Instructions that are not high latency default to one cycle.

Example:

def GenericModel : SchedMachineModel {
  let LoadLatency = 4;
  let HighLatency = 10;
}

If it really helps, you could redeclare defaultDefLatency as a virtual hook and override it.

(2) The "old" style of pipeline itineraries.

This is closest to the old behavior. If an itinerary is defined, you get to override two hooks:

virtual int TargetInstrInfo::getOperandLatency(const InstrItineraryData *ItinData,
                                               const MachineInstr *DefMI, unsigned DefIdx,
                                               const MachineInstr *UseMI,
                                               unsigned UseIdx) const;

virtual unsigned TargetInstrInfo::getInstrLatency(const InstrItineraryData *ItinData,
                                                  const MachineInstr *MI,
                                                  unsigned *PredCost = 0) const;
 
Example:

def CortexA8Model : SchedMachineModel {
   ...
  let Itineraries = CortexA8Itineraries;
}

If you don't actually have any itineraries defined in you target's Schedule.td files, you need to define some dummy itinerary with at least one entry.

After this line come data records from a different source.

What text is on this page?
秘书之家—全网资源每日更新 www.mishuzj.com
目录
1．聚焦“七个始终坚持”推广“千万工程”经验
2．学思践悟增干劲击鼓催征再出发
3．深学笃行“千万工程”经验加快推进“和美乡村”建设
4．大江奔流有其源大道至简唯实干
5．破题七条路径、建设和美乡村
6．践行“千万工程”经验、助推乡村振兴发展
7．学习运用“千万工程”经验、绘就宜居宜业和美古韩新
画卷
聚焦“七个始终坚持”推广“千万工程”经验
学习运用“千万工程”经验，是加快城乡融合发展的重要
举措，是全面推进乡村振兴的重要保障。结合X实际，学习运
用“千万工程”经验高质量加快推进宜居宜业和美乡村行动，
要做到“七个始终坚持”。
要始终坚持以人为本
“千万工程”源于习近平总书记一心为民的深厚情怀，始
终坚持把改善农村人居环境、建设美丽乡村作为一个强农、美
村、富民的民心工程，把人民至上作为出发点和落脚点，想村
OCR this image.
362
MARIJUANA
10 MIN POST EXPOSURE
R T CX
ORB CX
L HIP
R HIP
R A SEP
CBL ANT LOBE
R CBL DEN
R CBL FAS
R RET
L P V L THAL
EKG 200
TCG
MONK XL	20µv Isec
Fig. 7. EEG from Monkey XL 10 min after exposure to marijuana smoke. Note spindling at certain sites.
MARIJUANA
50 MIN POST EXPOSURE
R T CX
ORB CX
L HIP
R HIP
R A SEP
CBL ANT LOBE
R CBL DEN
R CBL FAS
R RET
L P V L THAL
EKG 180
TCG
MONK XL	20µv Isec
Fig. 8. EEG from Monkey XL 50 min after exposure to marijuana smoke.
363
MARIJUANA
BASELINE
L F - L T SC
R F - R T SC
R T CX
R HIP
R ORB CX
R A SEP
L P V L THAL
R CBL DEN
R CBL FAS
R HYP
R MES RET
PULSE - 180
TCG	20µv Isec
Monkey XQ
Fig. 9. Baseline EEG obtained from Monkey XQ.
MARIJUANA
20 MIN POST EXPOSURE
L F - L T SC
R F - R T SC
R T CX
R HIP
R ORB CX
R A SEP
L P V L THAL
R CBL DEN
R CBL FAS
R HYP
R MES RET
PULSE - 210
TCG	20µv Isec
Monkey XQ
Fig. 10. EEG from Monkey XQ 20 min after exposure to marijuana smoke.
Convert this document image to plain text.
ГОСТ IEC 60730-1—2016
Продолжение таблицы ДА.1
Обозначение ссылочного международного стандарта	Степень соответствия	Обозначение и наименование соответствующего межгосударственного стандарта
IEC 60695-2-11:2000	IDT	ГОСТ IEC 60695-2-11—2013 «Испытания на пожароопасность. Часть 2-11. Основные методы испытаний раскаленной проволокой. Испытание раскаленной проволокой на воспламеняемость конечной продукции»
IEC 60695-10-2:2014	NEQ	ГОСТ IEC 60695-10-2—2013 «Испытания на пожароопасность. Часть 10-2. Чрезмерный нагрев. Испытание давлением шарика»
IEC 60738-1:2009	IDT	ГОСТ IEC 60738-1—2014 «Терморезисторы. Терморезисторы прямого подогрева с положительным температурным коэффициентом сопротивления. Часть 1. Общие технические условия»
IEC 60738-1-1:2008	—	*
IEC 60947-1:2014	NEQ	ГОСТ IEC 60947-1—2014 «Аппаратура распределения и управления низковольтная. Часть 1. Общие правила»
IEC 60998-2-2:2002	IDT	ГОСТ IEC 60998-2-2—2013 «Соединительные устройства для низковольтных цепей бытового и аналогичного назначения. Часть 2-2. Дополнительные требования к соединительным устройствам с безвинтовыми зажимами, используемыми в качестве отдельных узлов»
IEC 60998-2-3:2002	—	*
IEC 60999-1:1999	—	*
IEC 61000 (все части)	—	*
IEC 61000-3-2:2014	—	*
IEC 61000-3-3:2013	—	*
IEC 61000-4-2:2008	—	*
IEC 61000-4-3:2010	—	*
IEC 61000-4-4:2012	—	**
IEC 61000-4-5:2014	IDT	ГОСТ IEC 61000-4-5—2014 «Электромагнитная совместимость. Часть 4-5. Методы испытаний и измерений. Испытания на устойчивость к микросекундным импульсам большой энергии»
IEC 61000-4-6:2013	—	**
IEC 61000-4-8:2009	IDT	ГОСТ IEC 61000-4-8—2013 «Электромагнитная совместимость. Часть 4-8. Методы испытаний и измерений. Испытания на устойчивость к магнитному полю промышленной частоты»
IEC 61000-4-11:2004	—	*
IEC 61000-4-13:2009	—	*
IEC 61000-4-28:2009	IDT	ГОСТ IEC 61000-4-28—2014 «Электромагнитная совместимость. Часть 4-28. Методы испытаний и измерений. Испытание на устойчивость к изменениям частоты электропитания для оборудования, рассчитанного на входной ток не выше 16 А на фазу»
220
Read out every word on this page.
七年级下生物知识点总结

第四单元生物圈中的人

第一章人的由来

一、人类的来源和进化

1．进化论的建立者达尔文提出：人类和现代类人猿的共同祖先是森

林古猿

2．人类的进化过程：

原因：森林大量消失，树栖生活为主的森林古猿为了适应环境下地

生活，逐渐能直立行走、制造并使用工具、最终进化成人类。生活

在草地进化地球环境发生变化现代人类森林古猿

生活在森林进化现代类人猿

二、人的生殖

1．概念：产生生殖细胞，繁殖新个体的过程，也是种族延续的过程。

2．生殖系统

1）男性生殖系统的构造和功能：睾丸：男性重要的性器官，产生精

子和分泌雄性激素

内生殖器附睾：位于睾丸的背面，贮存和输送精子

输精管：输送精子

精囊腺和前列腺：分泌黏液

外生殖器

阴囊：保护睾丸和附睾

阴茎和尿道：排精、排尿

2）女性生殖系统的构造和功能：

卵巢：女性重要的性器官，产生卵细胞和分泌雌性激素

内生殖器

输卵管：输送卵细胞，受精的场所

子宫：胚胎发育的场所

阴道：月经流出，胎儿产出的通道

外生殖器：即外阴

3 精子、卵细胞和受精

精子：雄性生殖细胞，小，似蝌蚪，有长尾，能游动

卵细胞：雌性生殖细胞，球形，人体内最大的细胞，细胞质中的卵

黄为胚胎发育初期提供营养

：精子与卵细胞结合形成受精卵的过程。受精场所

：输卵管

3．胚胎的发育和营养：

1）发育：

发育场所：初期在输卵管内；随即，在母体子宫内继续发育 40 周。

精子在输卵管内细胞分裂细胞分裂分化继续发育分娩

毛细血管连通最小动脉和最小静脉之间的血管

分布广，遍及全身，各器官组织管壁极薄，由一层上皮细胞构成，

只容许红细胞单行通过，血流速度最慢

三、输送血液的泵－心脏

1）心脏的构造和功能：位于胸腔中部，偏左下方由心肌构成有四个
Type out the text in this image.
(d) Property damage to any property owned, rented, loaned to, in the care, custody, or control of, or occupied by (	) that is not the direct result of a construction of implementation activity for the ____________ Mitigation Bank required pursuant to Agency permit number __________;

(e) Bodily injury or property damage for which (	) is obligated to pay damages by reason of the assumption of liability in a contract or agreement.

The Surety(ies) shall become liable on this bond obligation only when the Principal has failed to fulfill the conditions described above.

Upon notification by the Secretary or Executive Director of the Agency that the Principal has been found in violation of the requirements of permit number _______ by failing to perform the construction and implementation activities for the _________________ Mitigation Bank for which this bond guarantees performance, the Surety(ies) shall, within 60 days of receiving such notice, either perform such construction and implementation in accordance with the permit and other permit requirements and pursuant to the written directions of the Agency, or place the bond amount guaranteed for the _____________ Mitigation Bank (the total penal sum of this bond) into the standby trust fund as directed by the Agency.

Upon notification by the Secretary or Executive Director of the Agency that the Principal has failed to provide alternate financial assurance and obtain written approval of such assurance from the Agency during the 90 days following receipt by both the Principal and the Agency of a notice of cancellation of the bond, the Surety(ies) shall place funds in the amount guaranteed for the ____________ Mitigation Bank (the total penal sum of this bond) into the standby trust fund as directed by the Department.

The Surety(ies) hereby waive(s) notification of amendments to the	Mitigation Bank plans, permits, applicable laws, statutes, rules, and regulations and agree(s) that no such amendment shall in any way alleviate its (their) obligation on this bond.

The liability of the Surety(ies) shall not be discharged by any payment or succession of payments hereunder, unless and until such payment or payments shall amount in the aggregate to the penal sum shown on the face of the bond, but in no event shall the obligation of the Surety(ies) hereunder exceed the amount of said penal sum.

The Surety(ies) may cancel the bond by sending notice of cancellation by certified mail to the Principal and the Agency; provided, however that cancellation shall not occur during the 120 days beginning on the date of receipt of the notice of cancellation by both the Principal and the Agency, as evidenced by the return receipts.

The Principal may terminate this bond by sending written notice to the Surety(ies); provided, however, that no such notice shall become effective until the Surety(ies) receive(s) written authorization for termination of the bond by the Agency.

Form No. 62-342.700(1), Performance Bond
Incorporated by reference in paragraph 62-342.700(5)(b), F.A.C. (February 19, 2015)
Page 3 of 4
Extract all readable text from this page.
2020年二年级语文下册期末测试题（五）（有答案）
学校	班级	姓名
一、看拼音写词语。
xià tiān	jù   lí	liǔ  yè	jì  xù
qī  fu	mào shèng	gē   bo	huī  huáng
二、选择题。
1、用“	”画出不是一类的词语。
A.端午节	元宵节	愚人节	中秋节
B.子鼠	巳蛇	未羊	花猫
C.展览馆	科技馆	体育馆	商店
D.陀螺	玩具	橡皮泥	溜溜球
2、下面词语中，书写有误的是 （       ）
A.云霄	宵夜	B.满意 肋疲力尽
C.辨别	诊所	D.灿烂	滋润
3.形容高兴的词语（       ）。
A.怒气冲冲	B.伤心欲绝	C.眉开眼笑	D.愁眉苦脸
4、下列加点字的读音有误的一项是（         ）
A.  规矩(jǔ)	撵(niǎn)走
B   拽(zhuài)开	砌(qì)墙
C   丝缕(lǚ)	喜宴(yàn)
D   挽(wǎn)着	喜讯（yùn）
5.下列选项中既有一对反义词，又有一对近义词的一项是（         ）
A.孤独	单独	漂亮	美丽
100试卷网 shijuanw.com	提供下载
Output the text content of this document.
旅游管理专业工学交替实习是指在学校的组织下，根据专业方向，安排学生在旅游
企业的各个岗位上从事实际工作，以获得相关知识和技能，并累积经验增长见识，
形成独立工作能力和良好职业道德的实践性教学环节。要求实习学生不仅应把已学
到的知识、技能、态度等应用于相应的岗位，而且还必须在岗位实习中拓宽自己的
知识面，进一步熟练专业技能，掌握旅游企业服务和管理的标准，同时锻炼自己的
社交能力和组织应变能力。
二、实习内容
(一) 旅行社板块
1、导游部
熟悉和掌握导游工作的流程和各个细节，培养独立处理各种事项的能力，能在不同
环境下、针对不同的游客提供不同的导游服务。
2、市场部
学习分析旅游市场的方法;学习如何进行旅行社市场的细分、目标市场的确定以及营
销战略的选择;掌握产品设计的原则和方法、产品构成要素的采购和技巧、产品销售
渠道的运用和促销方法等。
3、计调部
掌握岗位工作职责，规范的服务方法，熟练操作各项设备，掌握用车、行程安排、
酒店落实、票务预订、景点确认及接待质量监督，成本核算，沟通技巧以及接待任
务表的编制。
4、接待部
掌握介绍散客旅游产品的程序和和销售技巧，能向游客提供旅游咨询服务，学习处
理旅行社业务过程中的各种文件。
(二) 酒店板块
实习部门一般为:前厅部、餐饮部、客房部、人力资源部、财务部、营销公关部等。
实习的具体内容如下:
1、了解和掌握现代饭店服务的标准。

Something like this may work (I haven't tried it).

def IIC_Default : InstrItinClass;

def MyItineraries : ProcessorItineraries<[
  InstrItinData<IIC_Default, [], []>
]>;

3) The new style of machine model.

Here, you don't use any hooks above the machine model. Instead you define all possible instruction latencies and resources in your .td. For a particular opcode, the model allows selecting the set of resources based on hooks. But all the resources are defined in one place.